Но здесь, на севере, не продавали развратной еды, и потому она заглянула к Джеронимо, чьи лёгкие взбитые десерты отлично сочетались с капелькой портвейна. Ценители его кухни толпились в кафе каждый вечер, но для Эмилии маленький столик появился по волшебству, чуть в стороне от остальных гостей, почти у самой воды.
Она положила в рот первую ложечку невесомого молочного мусса, сделала глоток пряного портвейна, подняла глаза к небу и увидела, как огромный золотой шар спускается к горизонту, окрашивая облака красным. День всё-таки удался, несмотря на утренние неприятности, и Мелави всё так же хорош, что бы там ни вытворяли его жители. Эмилия искренне верила, что большинство из них милые добрые люди во-первых, человек добр по природе своей, а во-вторых, она лично в своё время приложила руку к тому, чтобы поголовье неприятных типов в городе значительно уменьшилось.

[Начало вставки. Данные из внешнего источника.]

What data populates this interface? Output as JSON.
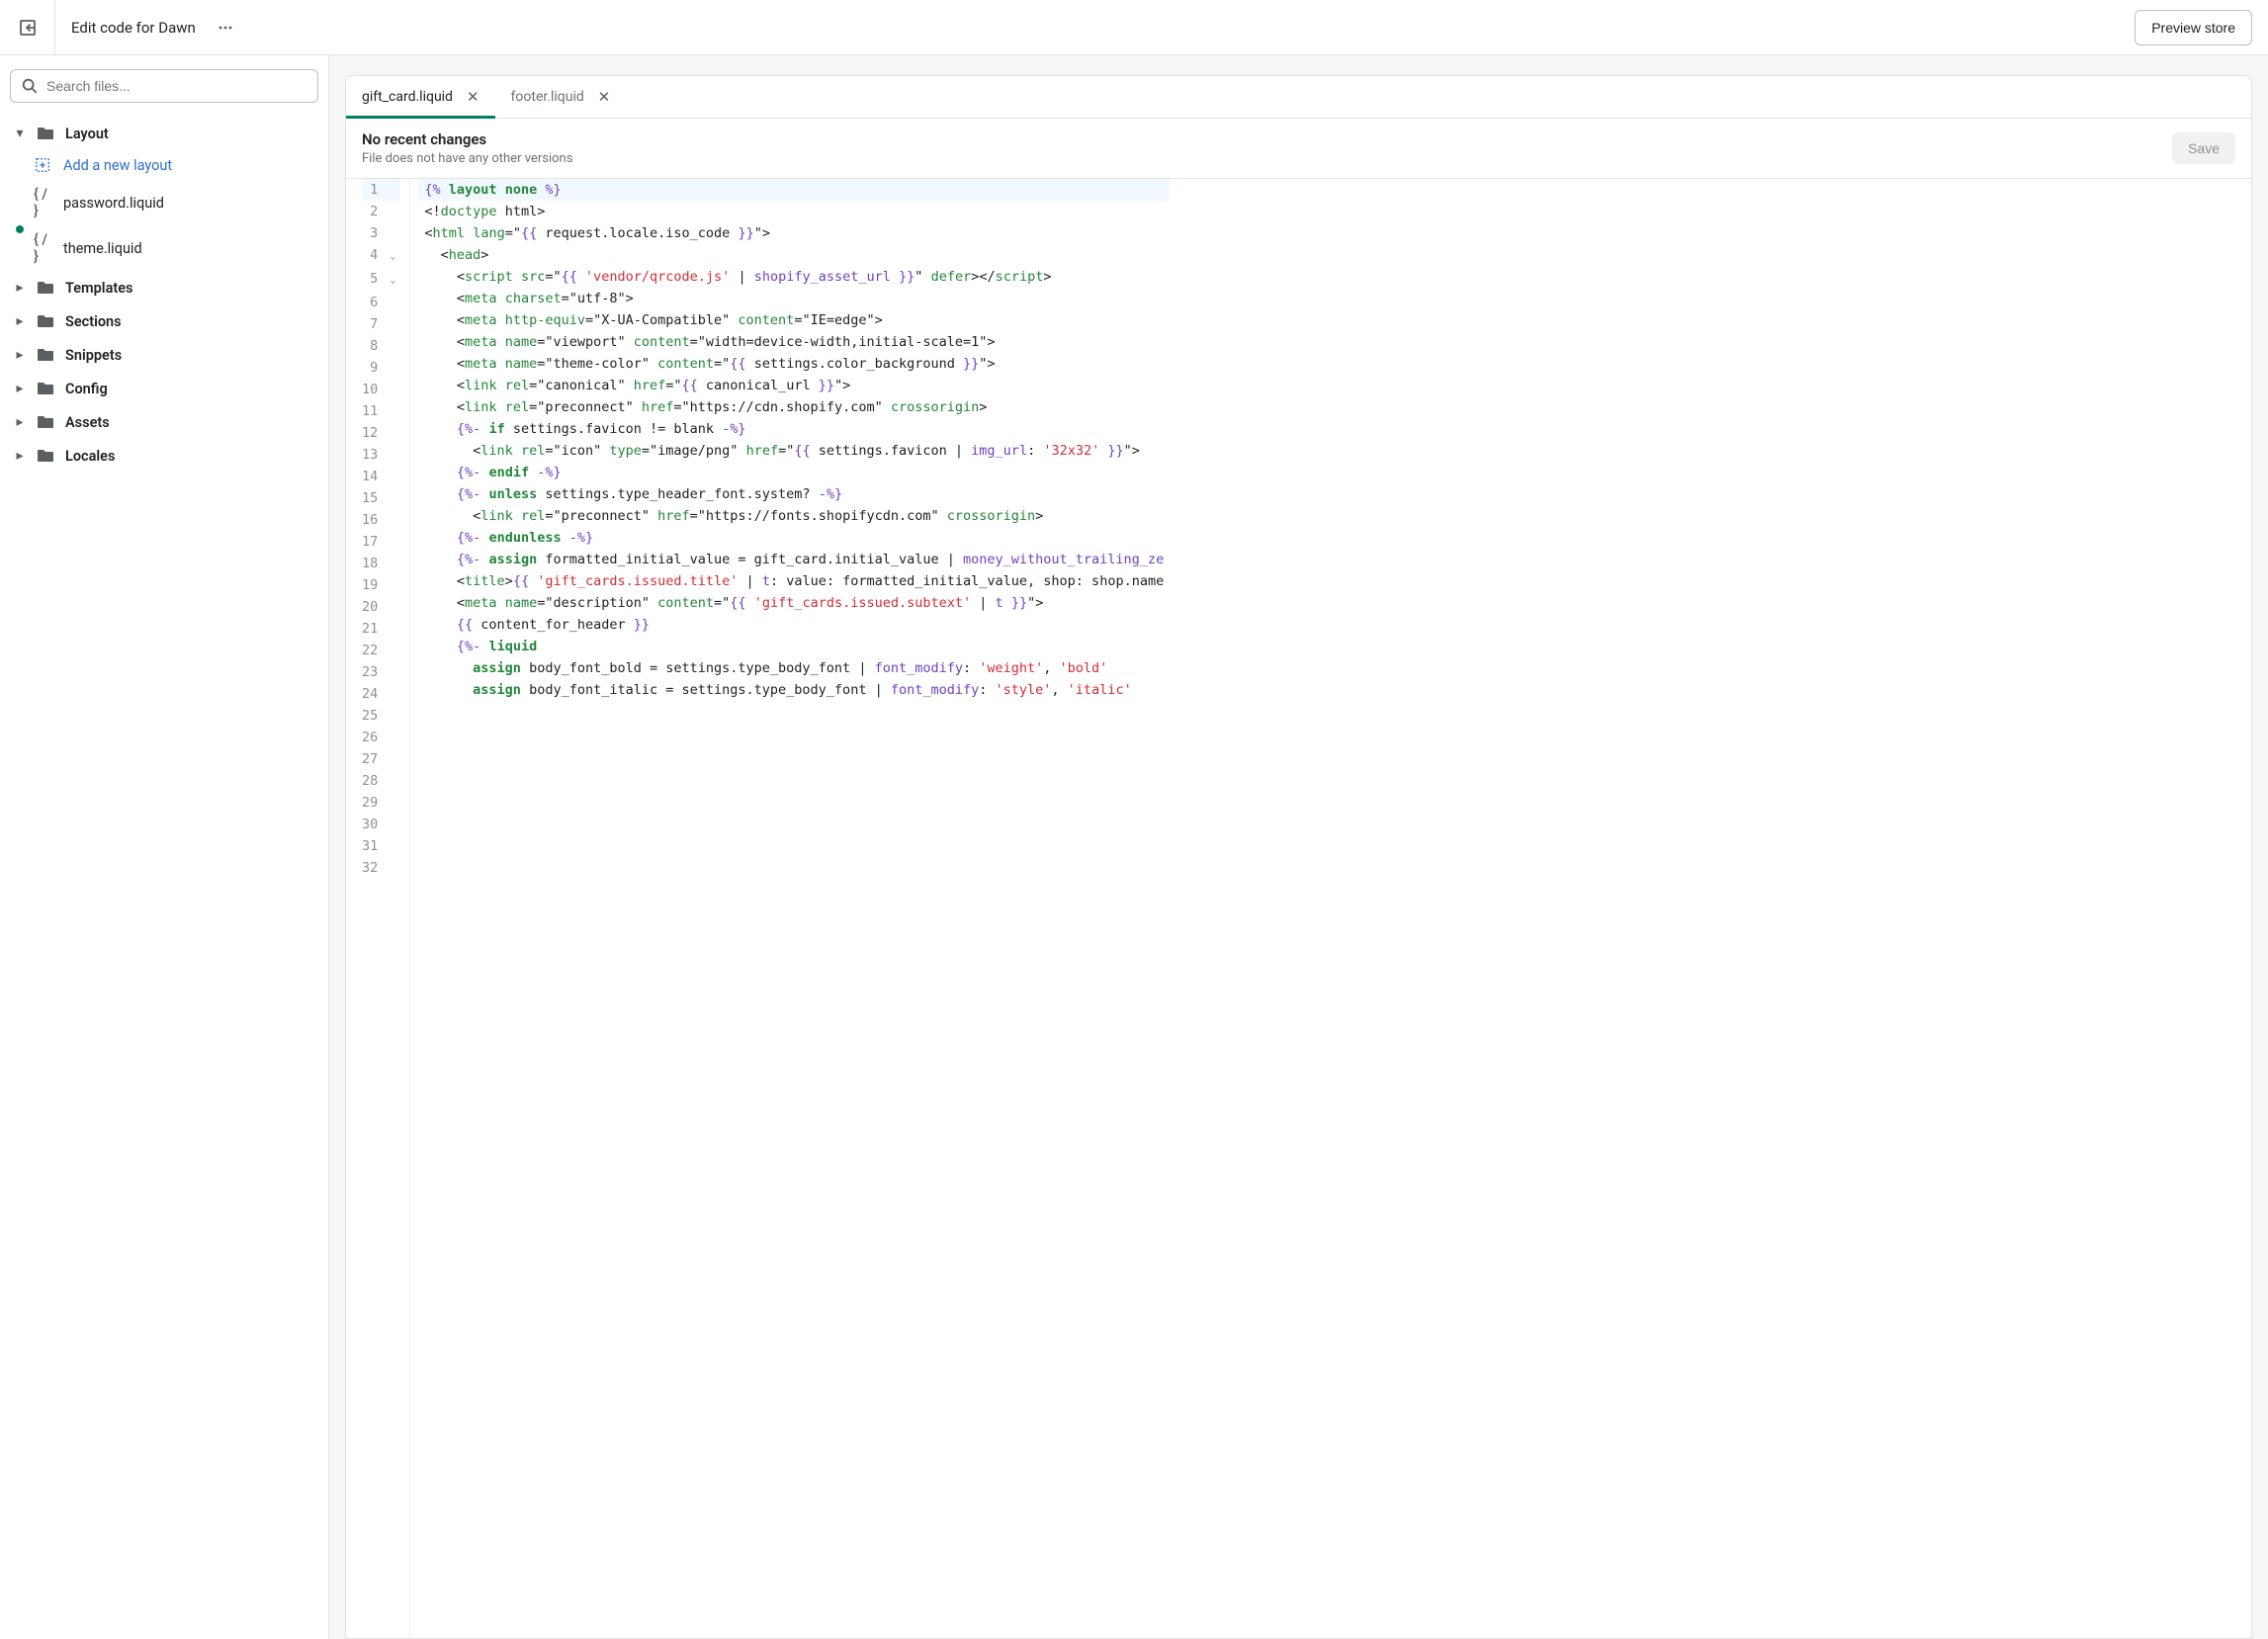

И теперь она рассматривала гуляющих и любовалась пестротой и разнородностью толпы. Закутанные до самых глаз женщины бедов и едва прикрытые полупрозрачными платьями светские девушки макаби; аккуратные чёрно-белые семьи ревностных поклонников Безымянного и затейливо наряженные люди искусства; сияющие, как новогодние деревья, содержанки и безупречно одетые законные жёны; парочки влюблённых мужчин, которые чувствовали себя в Мелави свободней, чем где-либо на Востоке, и западные гости города, очарованные его экзотической прелестью. Почти все подтянутые, красивые и молодые, если не присматриваться. Эмилия ценила Мелави за то, что в нём причудливо смешались не только национальности, религии и культуры, но и временные пласты, одни люди жили по правилам, принятым тысячу лет назад, другие были вполне современны, а третьи казались гостями из будущего. И потому не оставляло ощущение, что за любым поворотом может открыться дверь, через которую неосторожный прохожий попадёт в совершенно другой мир, иногда не по своей воле.
Когда совсем стемнело, зажглись огни: голубоватые газовые фонари снаружи, маленькие свечки на столиках, золотистые лампы с кристаллами в глубине зала. Эмилия засобиралась домой, завтра следовало быть свежей и внимательной хорошо, если безобразие учинил залётный извращенец, но вдруг кто-нибудь из местных столь затейливо сошёл с ума? Это могло быть, как минимум, любопытно, но правда, в которой она не любила себе признаваться, состояла в том, что Эмилия чувствовала ответственность за происходящее в Мелави: она хотела, чтобы его весёлые беззаботные жители таковыми и оставались. А когда у тебя за углом людей кастрируют, как котов, это тревожно.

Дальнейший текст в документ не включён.